Jeudi 29 octobre 2020
Concerts & dépendances
Berlioz et ses démons, 2ème journée
dimanche 21 août 2016 à 02h13

Chemins de traverse berlioziens plutôt. Escapade à Matheysine, près du Parc national des Ecrins, où Olivier Messiaen a composé l’essentiel de son œuvre : terrain escarpé, trois maisons toutes simples, vue sur lac, chants d’oiseaux, montagnes escaladant le ciel. Désormais une résidence d’artistes, avec confort moderne mais préservée, inaugurée il y a peu par le pianiste messianesque Roger Muraro. Pourquoi Messiaen ? « Parce que – et cela en étonne plus d’un – Messiaen se considérait d’abord comme un héritier de Berlioz », explique Bruno Messina, là aussi aux commandes. De retour à la Côte Saint-André, première moitié (suite demain) des Trios de Beethoven par François-Frédéric Guy, Tedi Papavrami et Xavier Phillips.
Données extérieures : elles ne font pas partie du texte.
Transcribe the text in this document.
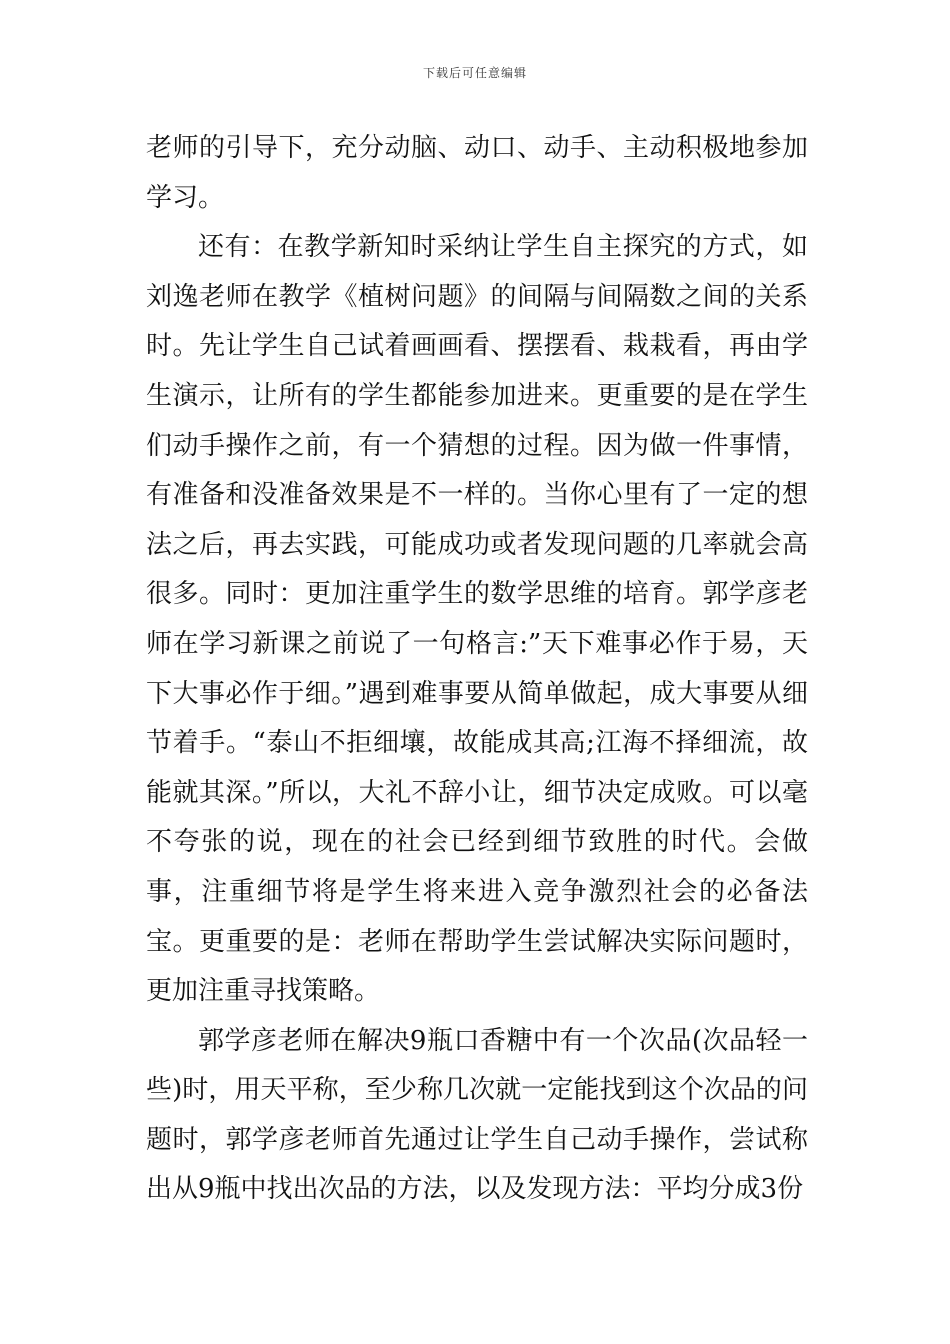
下载后可任意编辑

老师的引导下，充分动脑、动口、动手、主动积极地参加学习。

还有：在教学新知时采纳让学生自主探究的方式，如刘逸老师在教学《植树问题》的间隔与间隔数之间的关系时。先让学生自己试着画画看、摆摆看、栽栽看，再由学生演示，让所有的学生都能参加进来。更重要的是在学生们动手操作之前，有一个猜想的过程。因为做一件事情，有准备和没准备效果是不一样的。当你心里有了一定的想法之后，再去实践，可能成功或者发现问题的几率就会高很多。同时：更加注重学生的数学思维的培育。郭学彦老师在学习新课之前说了一句格言:”天下难事必作于易，天下大事必作于细。”遇到难事要从简单做起，成大事要从细节着手。“泰山不拒细壤，故能成其高;江海不择细流，故能就其深。”所以，大礼不辞小让，细节决定成败。可以毫不夸张的说，现在的社会已经到细节致胜的时代。会做事，注重细节将是学生将来进入竞争激烈社会的必备法宝。更重要的是：老师在帮助学生尝试解决实际问题时，更加注重寻找策略。

郭学彦老师在解决9瓶口香糖中有一个次品(次品轻一些)时，用天平称，至少称几次就一定能找到这个次品的问题时，郭学彦老师首先通过让学生自己动手操作，尝试称出从9瓶中找出次品的方法，以及发现方法：平均分成3份
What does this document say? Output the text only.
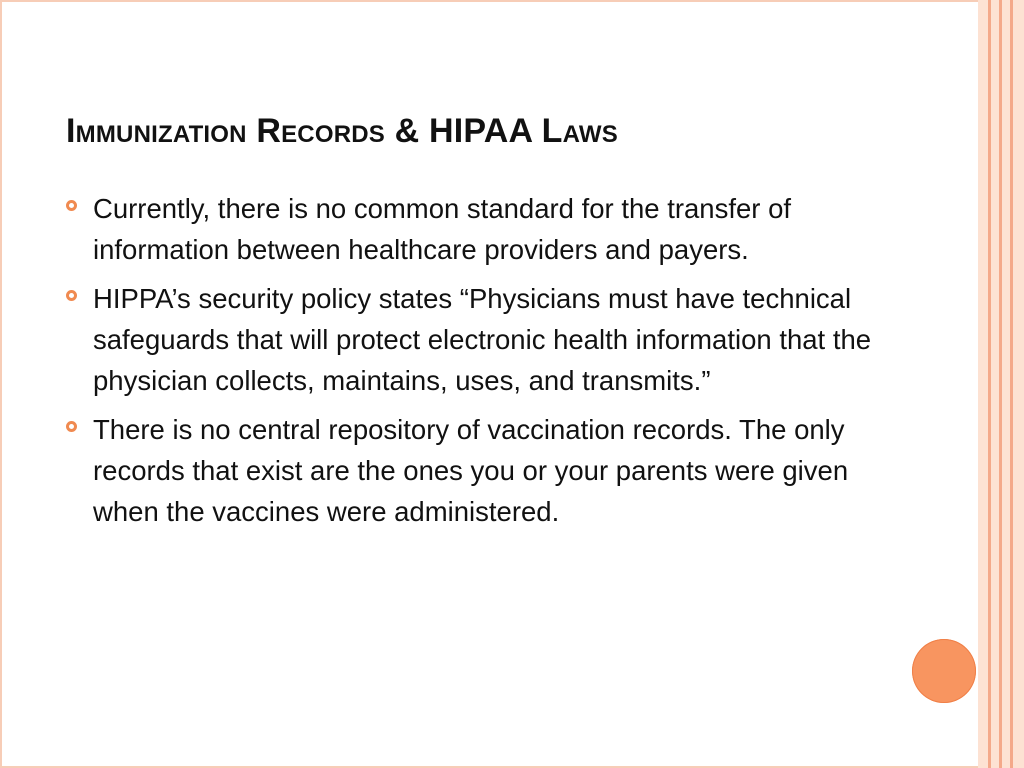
Immunization Records & HIPAA Laws
Currently, there is no common standard for the transfer of information between healthcare providers and payers.
HIPPA’s security policy states “Physicians must have technical safeguards that will protect electronic health information that the physician collects, maintains, uses, and transmits.”
There is no central repository of vaccination records. The only records that exist are the ones you or your parents were given when the vaccines were administered.
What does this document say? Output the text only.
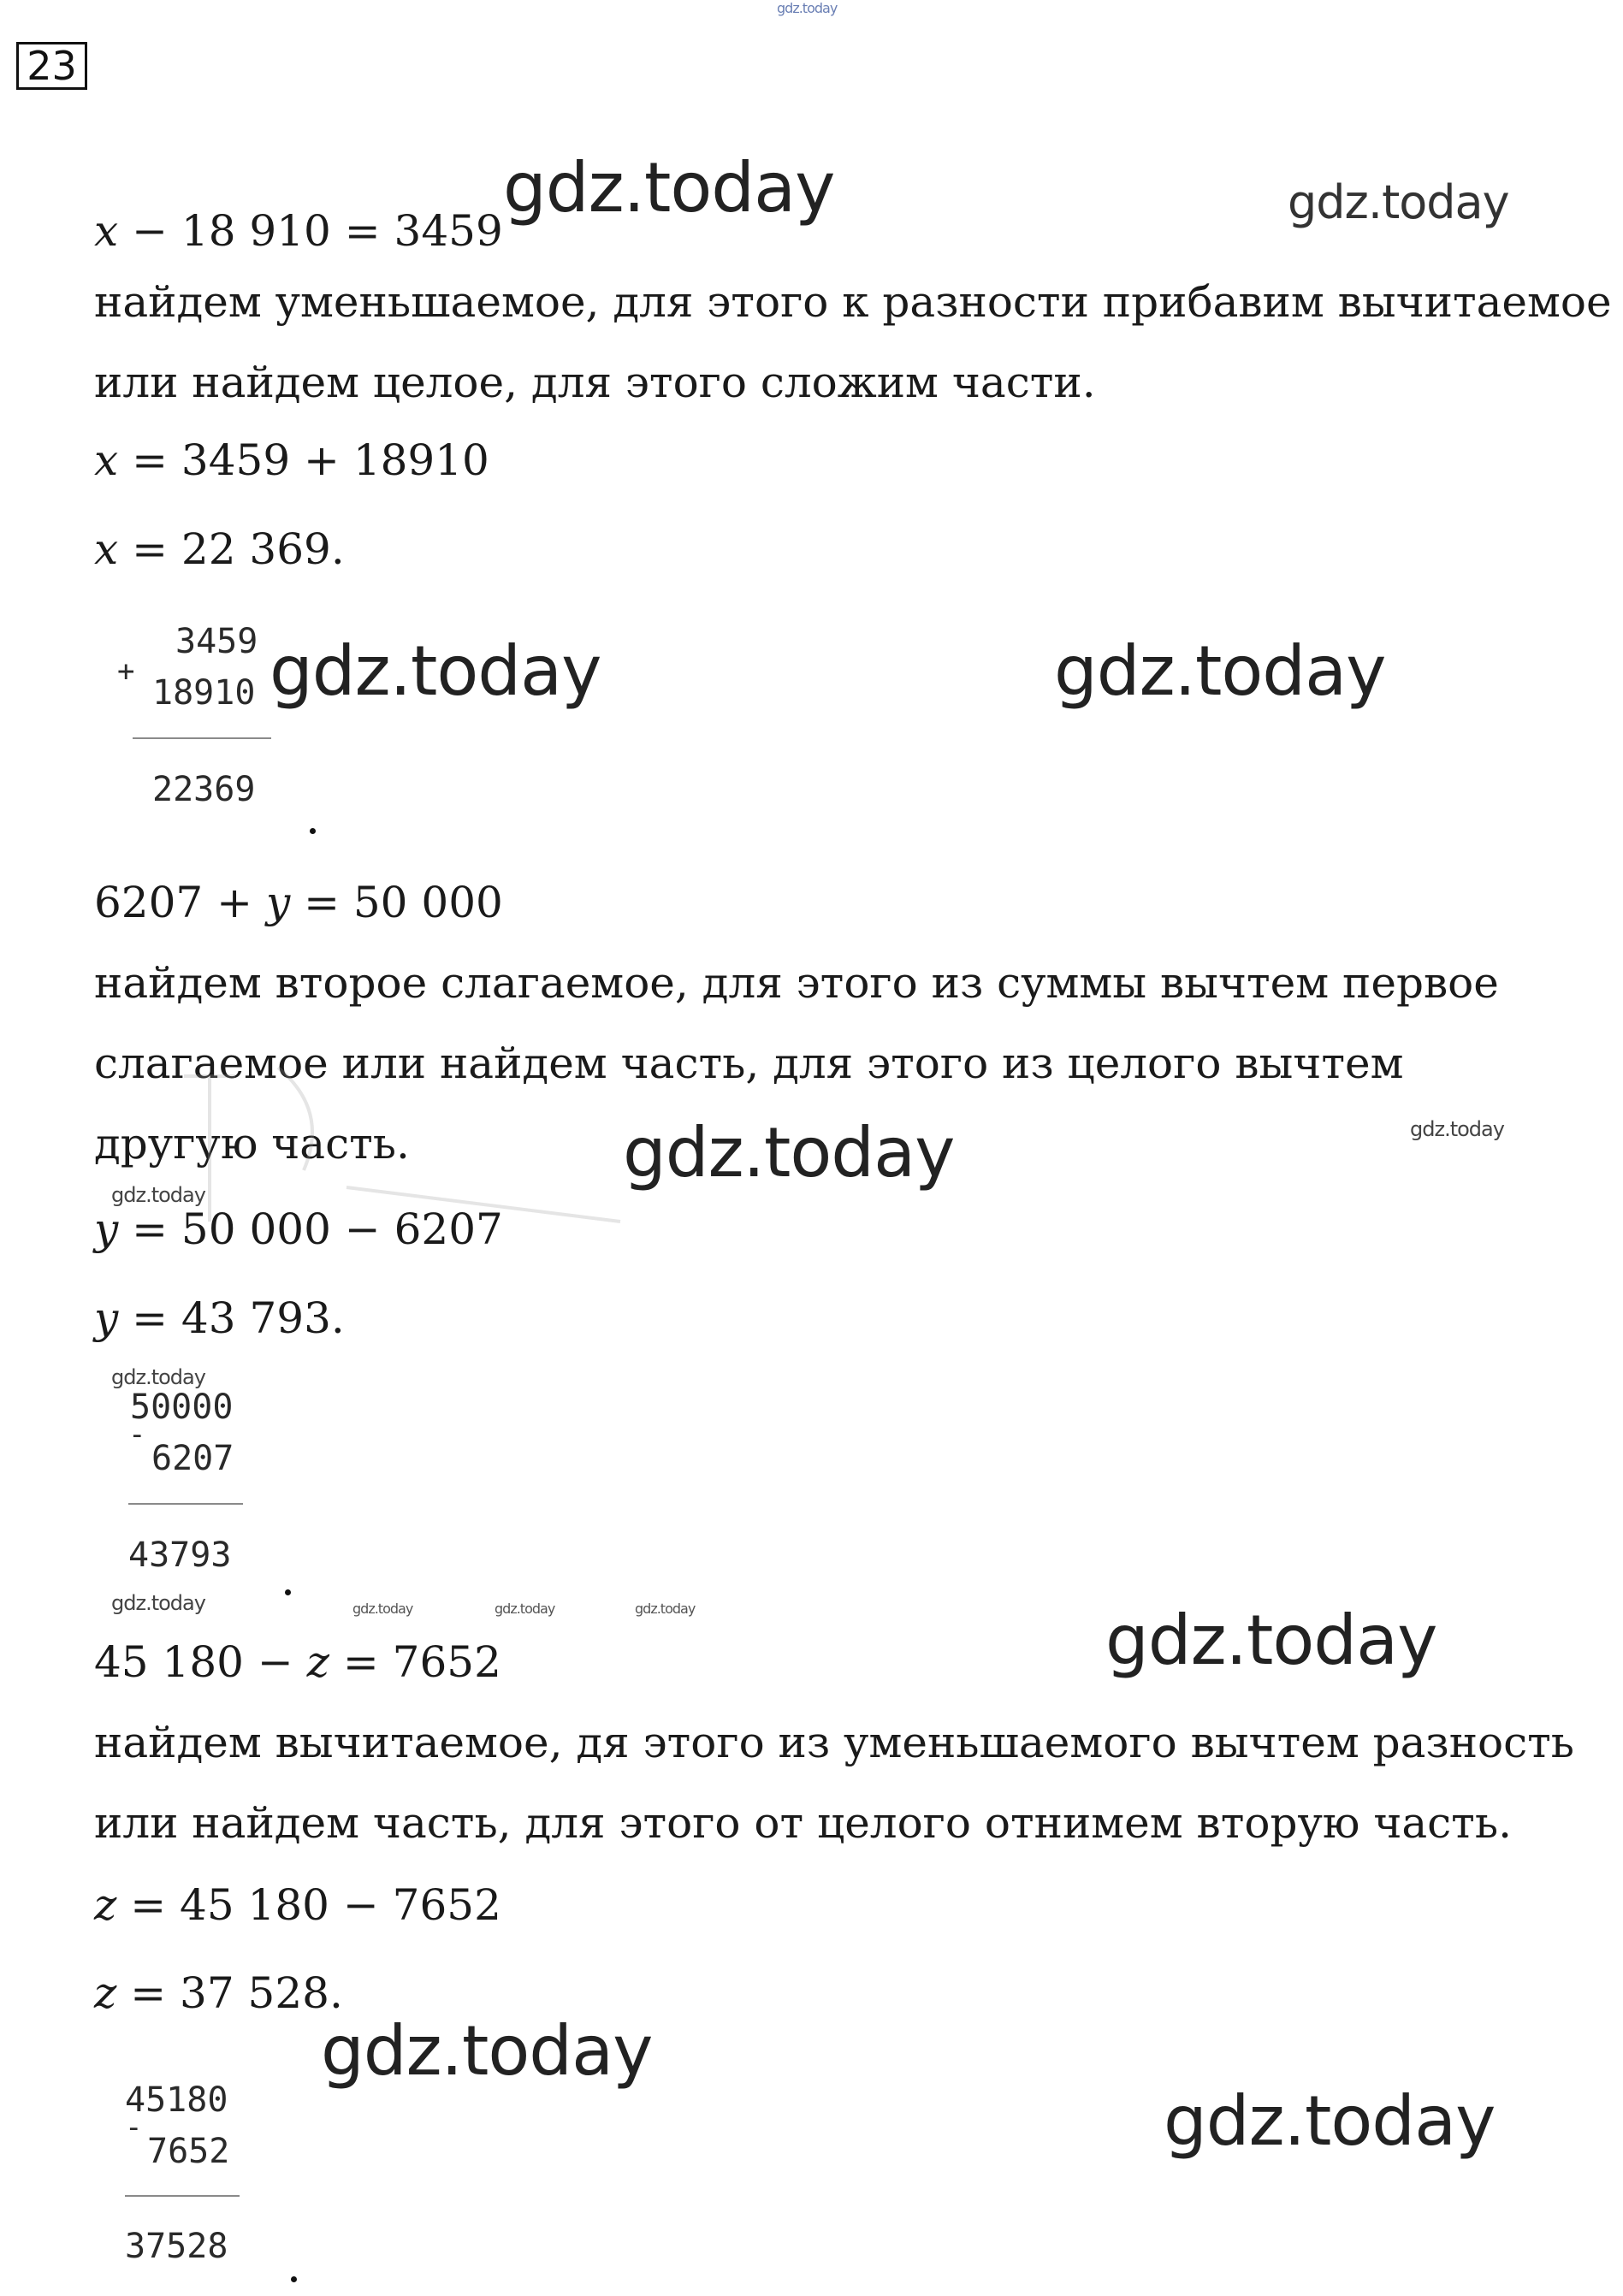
gdz.today
23
x − 18 910 = 3459
найдем уменьшаемое, для этого к разности прибавим вычитаемое
или найдем целое, для этого сложим части.
x = 3459 + 18910
x = 22 369.
+
3459
18910
22369
6207 + y = 50 000
найдем второе слагаемое, для этого из суммы вычтем первое
слагаемое или найдем часть, для этого из целого вычтем
другую часть.
y = 50 000 − 6207
y = 43 793.
-
50000
6207
43793
45 180 − z = 7652
найдем вычитаемое, дя этого из уменьшаемого вычтем разность
или найдем часть, для этого от целого отнимем вторую часть.
z = 45 180 − 7652
z = 37 528.
-
45180
7652
37528
gdz.today	gdz.today
gdz.today	gdz.today
gdz.today	gdz.today
gdz.today
gdz.today
gdz.today	gdz.today	gdz.today	gdz.today	gdz.today
gdz.today
gdz.today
Pourquoi Beethoven ? Question de filiation encore, et joué en plus dans l’église (pleine à craquer) où a été baptisé le petit Hector. Tiercé gagnant : violon volontaire, violoncelle rêveur, piano épique, circulation sensible de l’énergie, un Trio des Esprits d’anthologie. Le soir au château Louis XI, retour aux fondamentaux avec François-Xavier Roth et Les Siècles, désormais symboles d’un Berlioz historiquement informé : ouverture des Francs-jJuges, dispensatrice, selon le compositeur, « d’un effet de stupeur et d’épouvante difficile à décrire » (??) et Harold en Italie, trip sensible de l’alto solo (Byron dématérialisé, ce soir l’excellent Adrien La Marca) au sein d’un orchestre enjôleur. Mais surtout en vedette américaine, Anne Sofie von Otter dans Les Nuits d’été. Timbre amenuisé mais génie de diseuse, plus encore que dans son enregistrement célèbre (DG), Roth et ses troupes aux petits soins. Demain : John Eliot Gardiner dirige Roméo et Juliette.